Taking a step back for a second, I have to wonder why in the first place, you're doing NAT over this point to point network..  If you're connecting a network using private addressing to another company using private addressing, you dont have to do NAT at all - you can just route directly.  I am assuming that you're doing the NAT specifically because you have overlapping network numbers in some places, which as you see in your example, isn't completely solved by a standard destination nat..

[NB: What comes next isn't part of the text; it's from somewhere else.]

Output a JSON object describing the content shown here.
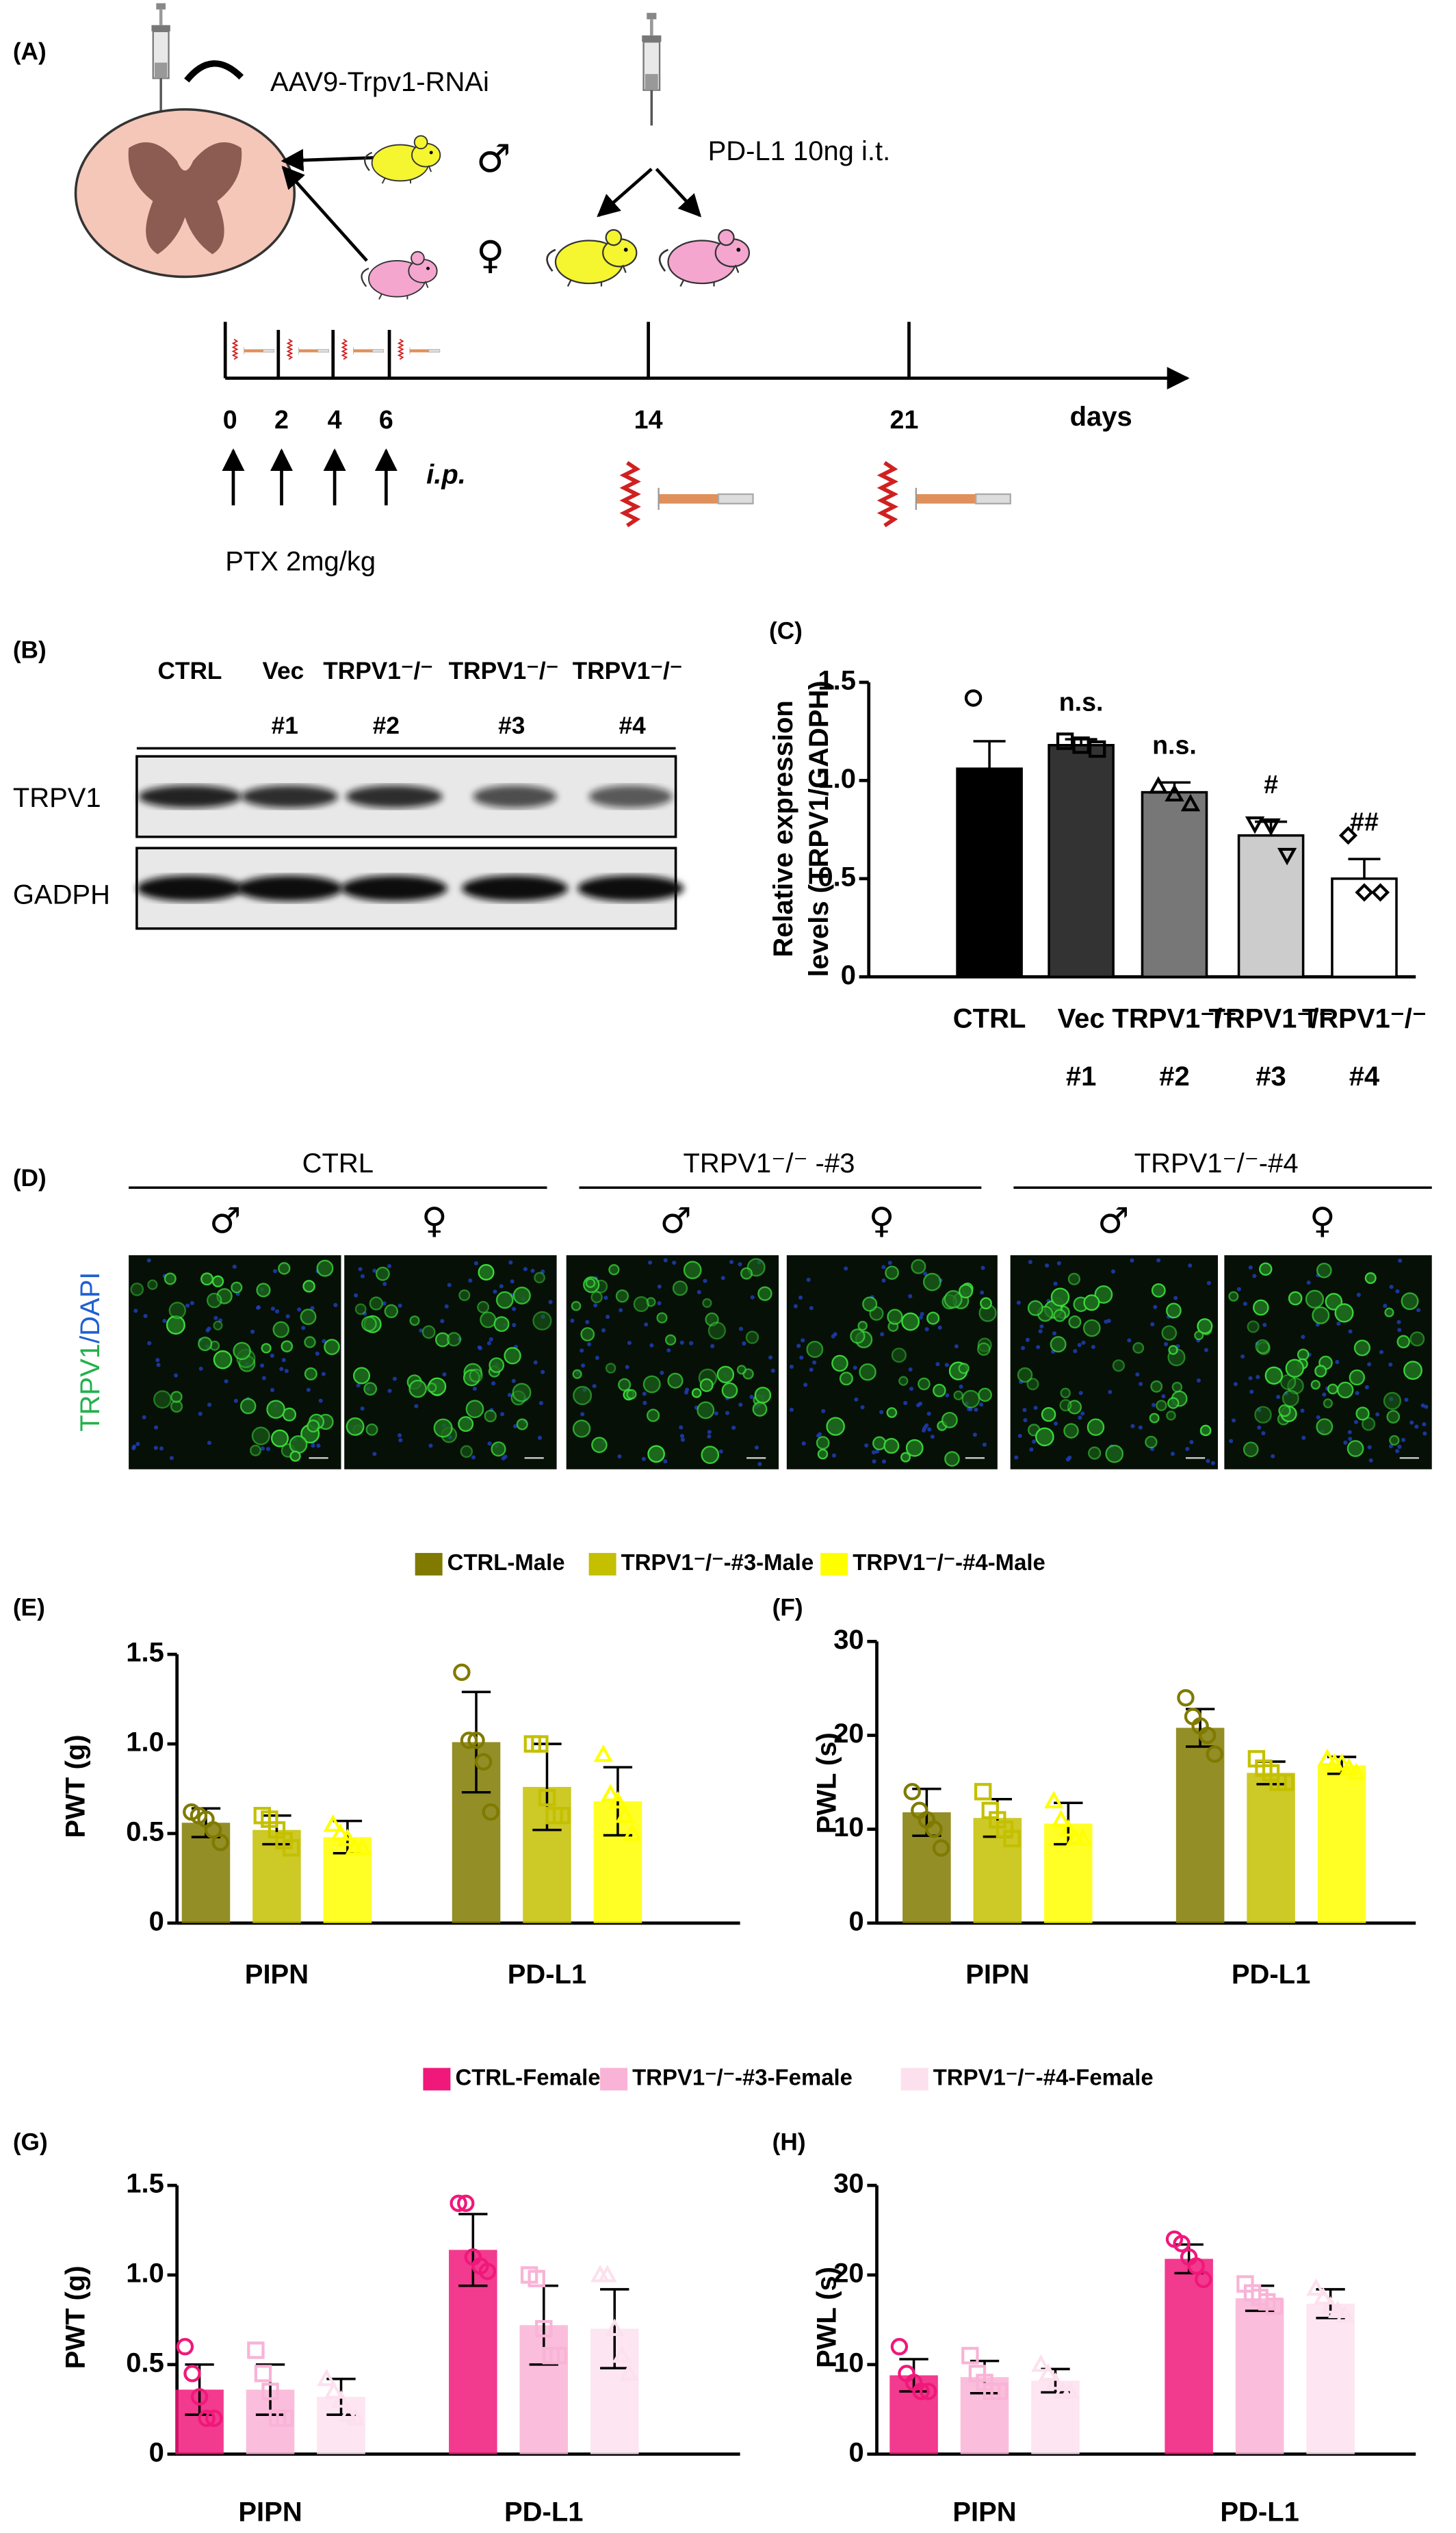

One other suggestion you could make to them is to make their server available via the Internet, rather than over this point to point link, in which case you'd be accessing a REAL routable IP from your real routable IP, and they could protect/limit the access to ONLY allow traffic from your one IP address if security is a concern.

If you still want to try a solution that you alone can implement only on your side, then it would be helpful to know all the IP ranges used in both companies, and maybe a router config wherever you can get one.. at least from the router on your side that touches their network.